La polémique a débuté il y a une semaine quand le quotidien Montreal Gazette rapportait les propos du ministre des finances Carlos Leitão, prononcés devant un parterre de représentants anglophones :

« (…) the kind of nationalism the CAQ proposes is, in my opinion, an ethnic based nationalism. I’m not afraid of the words. This is what it is. They view the French majority as being under attack from all those foreigners out there.”

Montreal Gazette, 14 mars 2018

François Legault s’en est offusqué, percevant dans l’opinion du ministre une accusation de racisme. Car le Parti libéral du Québec (PLQ) s’emploie depuis plusieurs mois à présenter la Coalition avenir Québec (CAQ), lui prêtant des accointances avec les populismes d’extrême-droite, ce devait en effet l’intention de Carlos Leitão.

Mais sans ces sous-entendus, la CAQ sombre-t-elle dans un nationalisme ethnique ?

Évidemment, plusieurs intellectuels de renom tels que Jacques Beauchemin et Lucien Bouchard sont intervenus afin de disculper la CAQ de tout nationalisme ethnique. Non par sympathie pour la CAQ ou – inversement – par antipathie pour le PLQ, mais parce qu’avouer le contraire les contraindrait à un exercice pénible de réflexivité. En effet, ces intellectuels devraient affirmer leurs propres accointances nationalistes, ce qui deviendrait scientifiquement délicat puisqu’ils deviendraient juges et parties.
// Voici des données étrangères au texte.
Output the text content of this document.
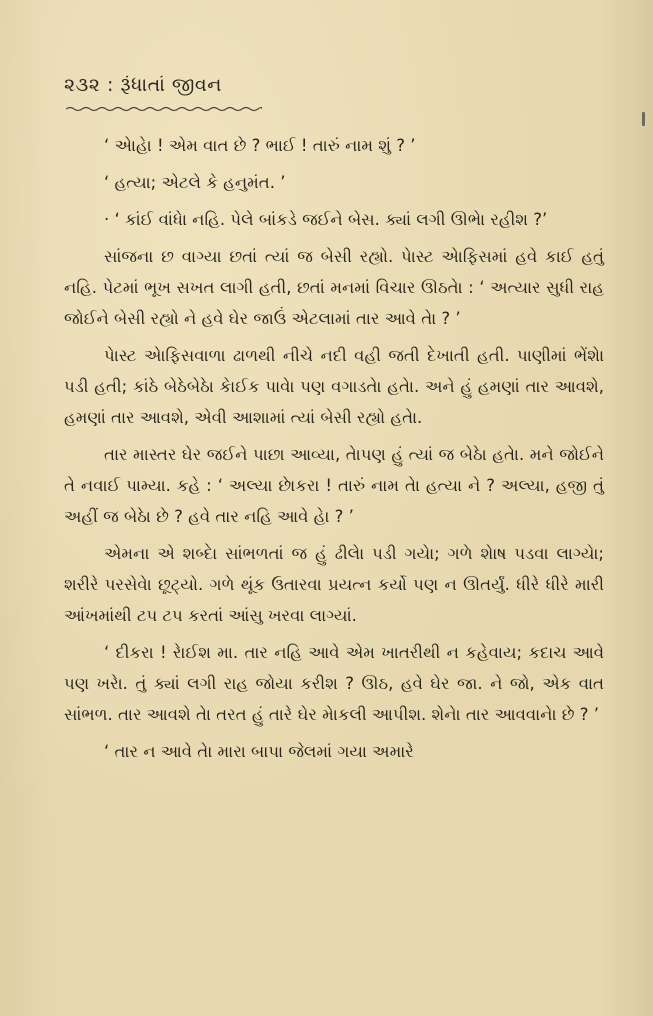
૨૩૨ : રૂંધાતાં જીવન

‘ એાહેા ! એમ વાત છે ? ભાઈ ! તારું નામ શું ? ’

‘ હત્યા; એટલે કે હનુમંત. ’

· ‘ કાંઈ વાંધેા નહિ. પેલે બાંકડે જઈને બેસ. ક્યાં લગી ઊભેા રહીશ ?’

સાંજના છ વાગ્યા છતાં ત્યાં જ બેસી રહ્યો. પેાસ્ટ એાફિસમાં હવે કાઈ હતું નહિ. પેટમાં ભૂખ સખત લાગી હતી, છતાં મનમાં વિચાર ઊઠતેા : ‘ અત્યાર સુધી રાહ જોઈને બેસી રહ્યો ને હવે ઘેર જાઉં એટલામાં તાર આવે તેા ? ’

પેાસ્ટ એાફિસવાળા ઢાળથી નીચે નદી વહી જતી દેખાતી હતી. પાણીમાં ભેંશેા પડી હતી; કાંઠે બેઠેબેઠેા કેાઈક પાવેા પણ વગાડતેા હતેા. અને હું હમણાં તાર આવશે, હમણાં તાર આવશે, એવી આશામાં ત્યાં બેસી રહ્યો હતેા.

તાર માસ્તર ઘેર જઈને પાછા આવ્યા, તેાપણ હું ત્યાં જ બેઠેા હતેા. મને જોઈને તે નવાઈ પામ્યા. કહે : ‘ અલ્યા છેાકરા ! તારું નામ તેા હત્યા ને ? અલ્યા, હજી તું અહીં જ બેઠેા છે ? હવે તાર નહિ આવે હેા ? ’

એમના એ શબ્દેા સાંભળતાં જ હું ઢીલેા પડી ગયેા; ગળે શેાષ પડવા લાગ્યેા; શરીરે પરસેવેા છૂટ્યો. ગળે થૂંક ઉતારવા પ્રયત્ન કર્યો પણ ન ઊતર્યું. ધીરે ધીરે મારી આંખમાંથી ટપ ટપ કરતાં આંસુ ખરવા લાગ્યાં.

‘ દીકરા ! રેાઈશ મા. તાર નહિ આવે એમ ખાતરીથી ન કહેવાય; કદાચ આવે પણ ખરેા. તું ક્યાં લગી રાહ જોયા કરીશ ? ઊઠ, હવે ઘેર જા. ને જો, એક વાત સાંભળ. તાર આવશે તેા તરત હું તારે ઘેર મેાકલી આપીશ. શેનેા તાર આવવાનેા છે ? ’

‘ તાર ન આવે તેા મારા બાપા જેલમાં ગયા અમારે
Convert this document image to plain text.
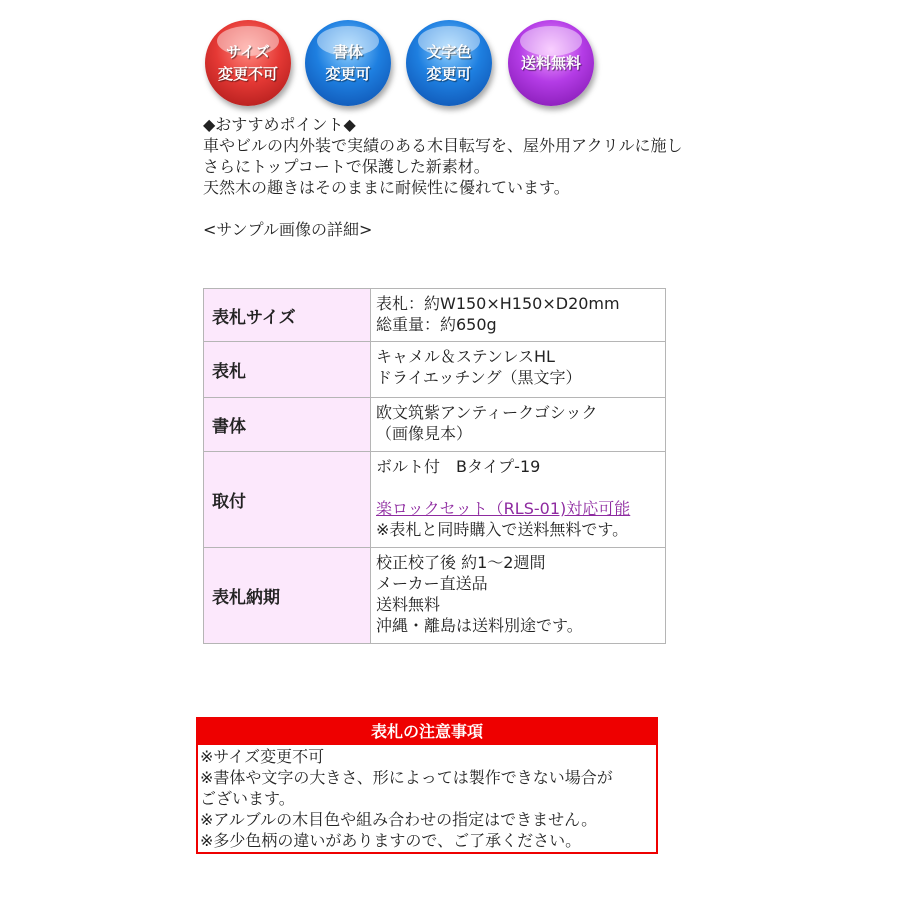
サイズ
変更不可
書体
変更可
文字色
変更可
送料無料
◆おすすめポイント◆
車やビルの内外装で実績のある木目転写を、屋外用アクリルに施し
さらにトップコートで保護した新素材。
天然木の趣きはそのままに耐候性に優れています。
<サンプル画像の詳細>
表札サイズ	表札：約W150×H150×D20mm
総重量：約650g

表札	キャメル＆ステンレスHL
ドライエッチング（黒文字）

書体	欧文筑紫アンティークゴシック
（画像見本）

取付	ボルト付　Bタイプ-19
楽ロックセット（RLS-01)対応可能
※表札と同時購入で送料無料です。

表札納期	校正校了後 約1～2週間
メーカー直送品
送料無料
沖縄・離島は送料別途です。
表札の注意事項
※サイズ変更不可
※書体や文字の大きさ、形によっては製作できない場合が
ございます。
※アルブルの木目色や組み合わせの指定はできません。
※多少色柄の違いがありますので、ご了承ください。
En débutant l’exercice, il faut reconnaître que le nationalisme québécois – comme la plupart des nationalismes – contient des éléments ethniques qui le définissent ; à l’instar de la langue, de la culture et des mœurs québécois. «Ethnique» n’est pas nécessairement synonyme de «raciste» puisque l’ethnicité peut accepter des substrats multiples, être inclusive, être plurielle. Pareillement, le nationalisme québécois comme bon nombre de nationalismes intègre des éléments dits «civiques» – tels que le modèle social ou le cadre démocratique – qui concourent à le définir. De même que l’ethnicité, les éléments civiques du nationalisme peuvent être – selon les acteurs qui les mobilisent – pluralistes ou, inversement, monistes. C’est pourquoi,  il existe au sein du nationalisme québécois des conflits interprétatifs pour circonscrire les éléments d’importance, mais aussi également pour faire prévaloir des définitions plutôt que d’autres. Dès lors, il serait plus exact de parler des nationalismes québécois plutôt que d’un nationalisme québécois.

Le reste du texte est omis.